10. En second lieu, si M. C soutient que la décision attaquée méconnait l’article 3 de la convention européenne de sauvegarde des droits de l’homme et des libertés fondamentales et la convention de Genève, il n’assortit pas son moyen des précisions nécessaires pour en apprécier le bienfondé.
En ce qui concerne la décision portant interdiction de retour sur le territoire français :
11. En premier lieu, il résulte de ce qui a été dit plus haut que le moyen tiré de l’exception d’illégalité de la décision portant obligation de quitter le territoire français et dirigé contre la décision portant interdiction de retour sur le territoire français ne peut qu’être écarté.
12. En second et dernier lieu, aux termes de l’article L. 612-6 du code de l’entrée et du séjour des étrangers et du droit d’asile : « Lorsqu’aucun délai de départ volontaire n’a été accordé à l’étranger, l’autorité administrative assortit la décision portant obligation de quitter le territoire français d’une interdiction de retour sur le territoire français. Des circonstances humanitaires peuvent toutefois justifier que l’autorité administrative n’édicte pas d’interdiction de retour. / Les effets de cette interdiction cessent à l’expiration d’une durée, fixée par l’autorité administrative, qui ne peut excéder trois ans à compter de l’exécution de l’obligation de quitter le territoire français ». Aux termes de l’article L. 612-10 du même code : « Pour fixer la durée des interdictions de retour mentionnées aux articles L. 612-6 et L. 612-7, l’autorité administrative tient compte de la durée de présence de l’étranger sur le territoire français, de la nature et de l’ancienneté de ses liens avec la France, de la circonstance qu’il a déjà fait l’objet ou non d’une mesure d’éloignement et de la menace pour l’ordre public que représente sa présence sur le territoire français () ».
13. Il ressort des pièces du dossier que pour interdire à M. C de retourner sur le territoire français pendant une durée d’un an, le préfet, après avoir rappelé dans l’arrêté la situation personnelle de l’intéressé, a retenu qu’il ne justifiait d’aucune circonstance humanitaire particulière, que sa situation familiale ne se caractérisait pas par de fortes attaches sur le territoire national, étant célibataire, sans enfant et qu’il n’est pas dépourvu d’attache dans son pays d’origine où réside sa famille. Dans ces conditions, M. C n’établit pas que ce dernier aurait fait une inexacte application des dispositions citées au point précédent, en lui interdisant de retourner sur le territoire français pour une durée d’un an. Compte tenu des circonstances de l’espèce, le préfet, qui a suffisamment motivé sa décision, n’a pas commis d’erreur d’appréciation en méconnaissance des dispositions des articles L. 612-6 et L. 612-10 du code de l’entrée et du séjour des étrangers et du droit d’asile. Par suite, le moyen doit être écarté.

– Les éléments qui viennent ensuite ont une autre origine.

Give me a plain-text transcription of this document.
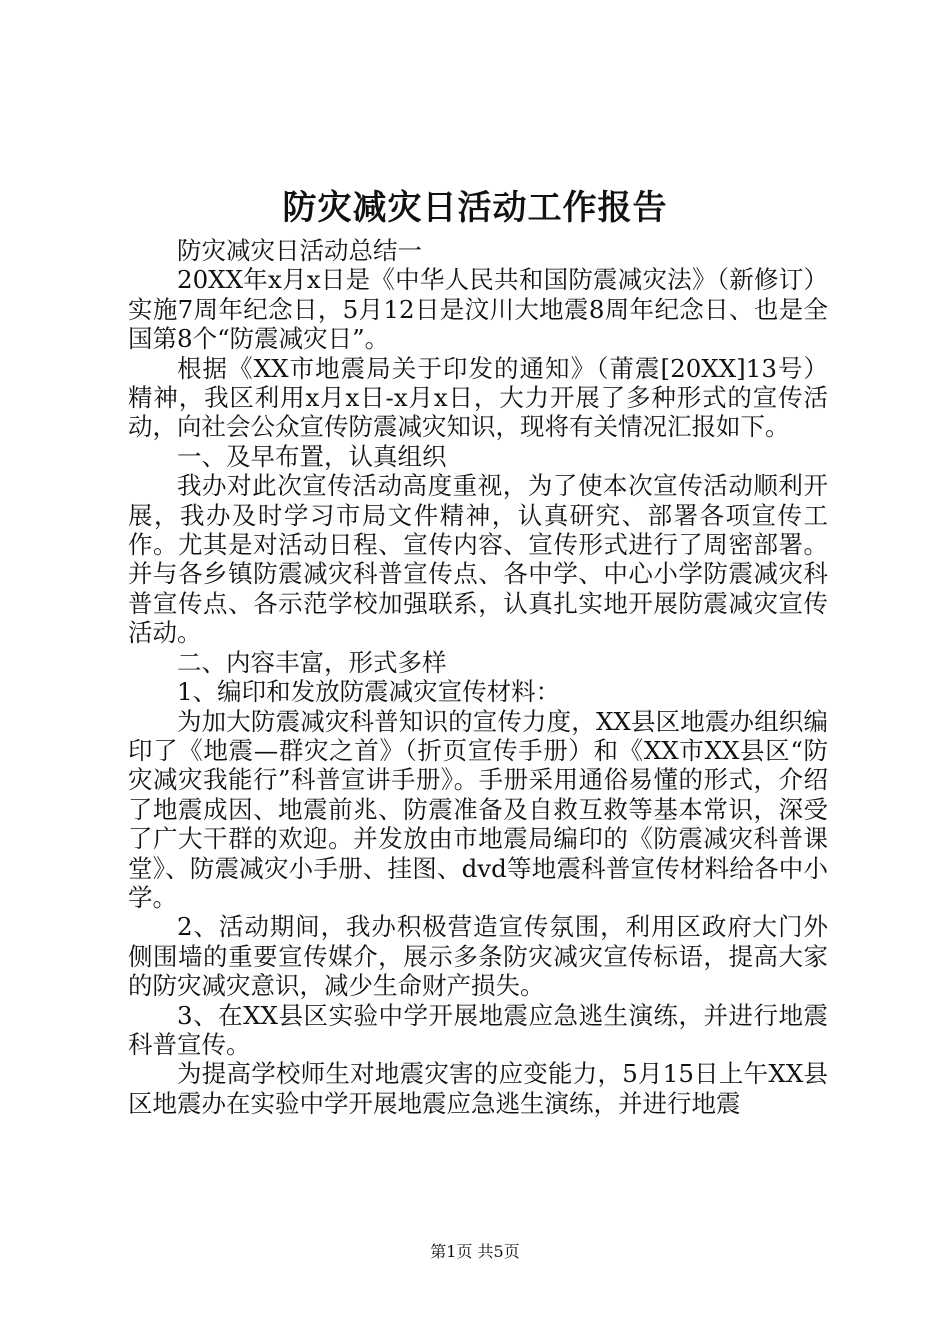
防灾减灾日活动工作报告

防灾减灾日活动总结一

20XX年x月x日是《中华人民共和国防震减灾法》（新修订）实施7周年纪念日，5月12日是汶川大地震8周年纪念日、也是全国第8个“防震减灾日”。

根据《XX市地震局关于印发的通知》（莆震[20XX]13号）精神，我区利用x月x日-x月x日，大力开展了多种形式的宣传活动，向社会公众宣传防震减灾知识，现将有关情况汇报如下。

一、及早布置，认真组织

我办对此次宣传活动高度重视，为了使本次宣传活动顺利开展，我办及时学习市局文件精神，认真研究、部署各项宣传工作。尤其是对活动日程、宣传内容、宣传形式进行了周密部署。并与各乡镇防震减灾科普宣传点、各中学、中心小学防震减灾科普宣传点、各示范学校加强联系，认真扎实地开展防震减灾宣传活动。

二、内容丰富，形式多样

1、编印和发放防震减灾宣传材料：

为加大防震减灾科普知识的宣传力度，XX县区地震办组织编印了《地震—群灾之首》（折页宣传手册）和《XX市XX县区“防灾减灾我能行”科普宣讲手册》。手册采用通俗易懂的形式，介绍了地震成因、地震前兆、防震准备及自救互救等基本常识，深受了广大干群的欢迎。并发放由市地震局编印的《防震减灾科普课堂》、防震减灾小手册、挂图、dvd等地震科普宣传材料给各中小学。

2、活动期间，我办积极营造宣传氛围，利用区政府大门外侧围墙的重要宣传媒介，展示多条防灾减灾宣传标语，提高大家的防灾减灾意识，减少生命财产损失。

3、在XX县区实验中学开展地震应急逃生演练，并进行地震科普宣传。

为提高学校师生对地震灾害的应变能力，5月15日上午XX县区地震办在实验中学开展地震应急逃生演练，并进行地震

第1页 共5页
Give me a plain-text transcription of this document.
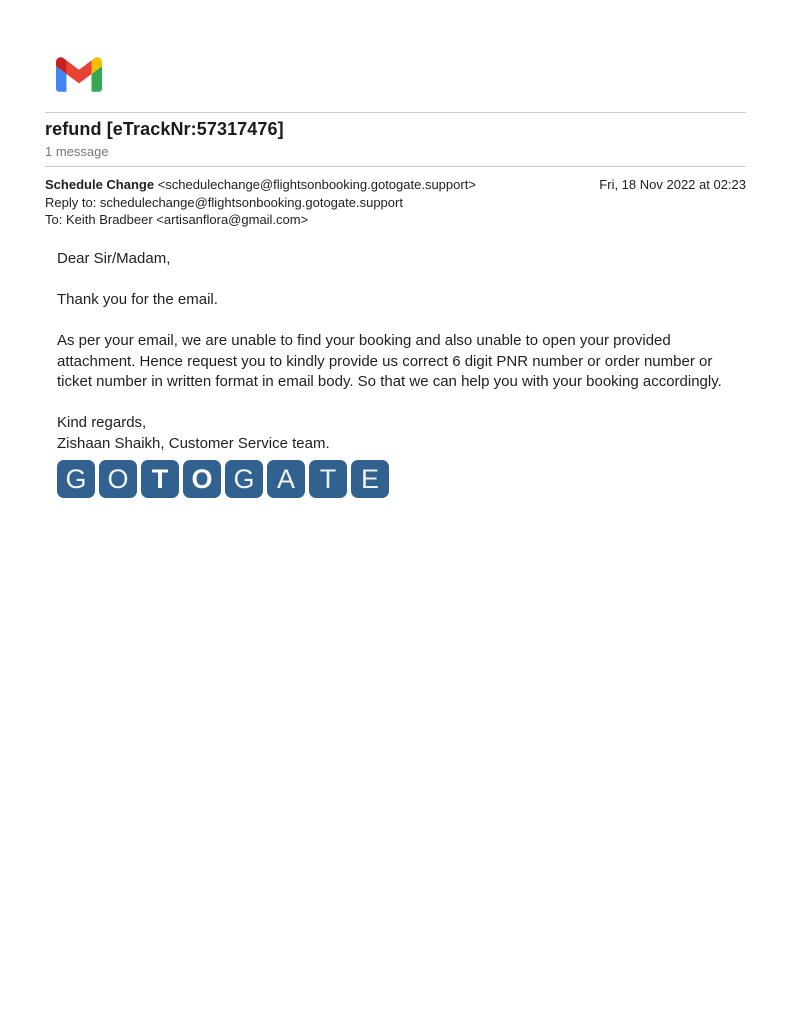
refund [eTrackNr:57317476]
1 message
Schedule Change <schedulechange@flightsonbooking.gotogate.support>	Fri, 18 Nov 2022 at 02:23
Reply to: schedulechange@flightsonbooking.gotogate.support
To: Keith Bradbeer <artisanflora@gmail.com>

Dear Sir/Madam,

Thank you for the email.

As per your email, we are unable to find your booking and also unable to open your provided attachment. Hence request you to kindly provide us correct 6 digit PNR number or order number or ticket number in written format in email body. So that we can help you with your booking accordingly.

Kind regards,

Zishaan Shaikh, Customer Service team.

G O T O G A T E
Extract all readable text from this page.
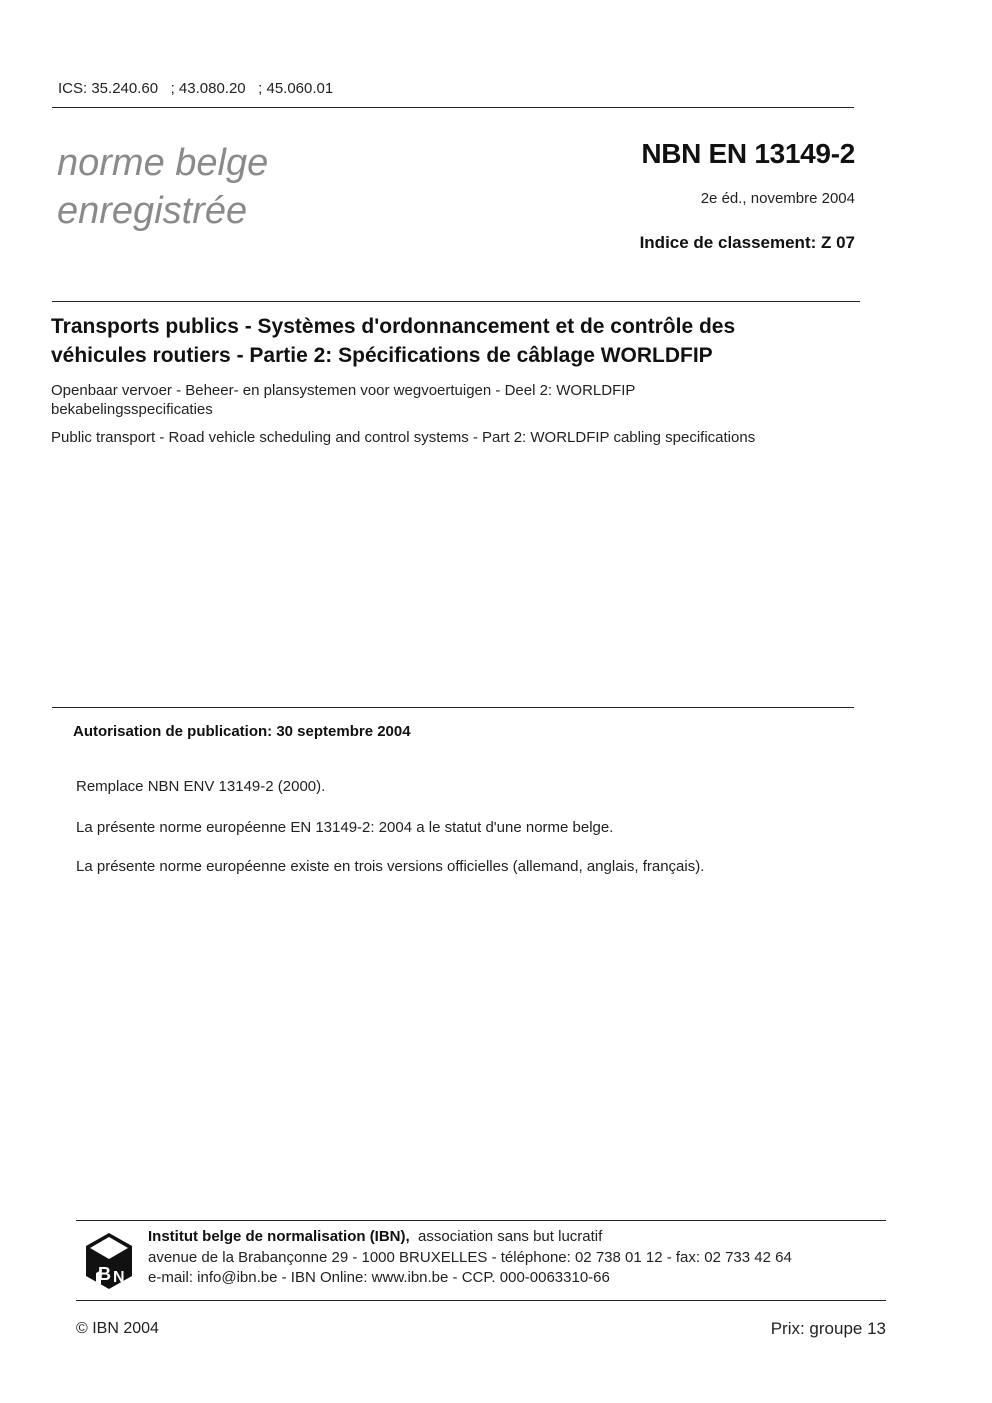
ICS: 35.240.60   ; 43.080.20   ; 45.060.01
norme belge
enregistrée
NBN EN 13149-2
2e éd., novembre 2004
Indice de classement: Z 07
Transports publics - Systèmes d'ordonnancement et de contrôle des
véhicules routiers - Partie 2: Spécifications de câblage WORLDFIP
Openbaar vervoer - Beheer- en plansystemen voor wegvoertuigen - Deel 2: WORLDFIP
bekabelingsspecificaties
Public transport - Road vehicle scheduling and control systems - Part 2: WORLDFIP cabling specifications
Autorisation de publication: 30 septembre 2004
Remplace NBN ENV 13149-2 (2000).
La présente norme européenne EN 13149-2: 2004 a le statut d'une norme belge.
La présente norme européenne existe en trois versions officielles (allemand, anglais, français).
B N
Institut belge de normalisation (IBN),  association sans but lucratif
avenue de la Brabançonne 29 - 1000 BRUXELLES - téléphone: 02 738 01 12 - fax: 02 733 42 64
e-mail: info@ibn.be - IBN Online: www.ibn.be - CCP. 000-0063310-66
© IBN 2004	Prix: groupe 13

14. Il résulte de tout ce qui précède que les conclusions présentées par M. C tendant à l’annulation de l’arrêté du préfet des Hauts-de-Seine du 15 décembre 2023 doivent être rejetées, ainsi que, par voie de conséquence, ses conclusions à fins d’injonction et d’astreinte et celles relatives aux frais du litige sans qu’il y ait lieu d’admettre M. C au bénéfice de l’aide juridictionnelle provisoire.
D É C I D E :
Article 1er : La requête de M. C est rejetée.
Article 2 : Le présent jugement sera notifié à M. E C et au préfet des
Hauts-de-Seine.
Rendu public par mise à disposition du greffe le 12 février 2024.
Le magistrat désigné,
Signé
F. Beaufaÿs La greffière,
Signé
O. El Moctar La République mande et ordonne au préfet des Hauts-de-Seine en ce qui le concerne ou à tous commissaires de justice à ce requis en ce qui concerne les voies de droit commun, contre les parties privées, de pourvoir à l’exécution de la présente décision.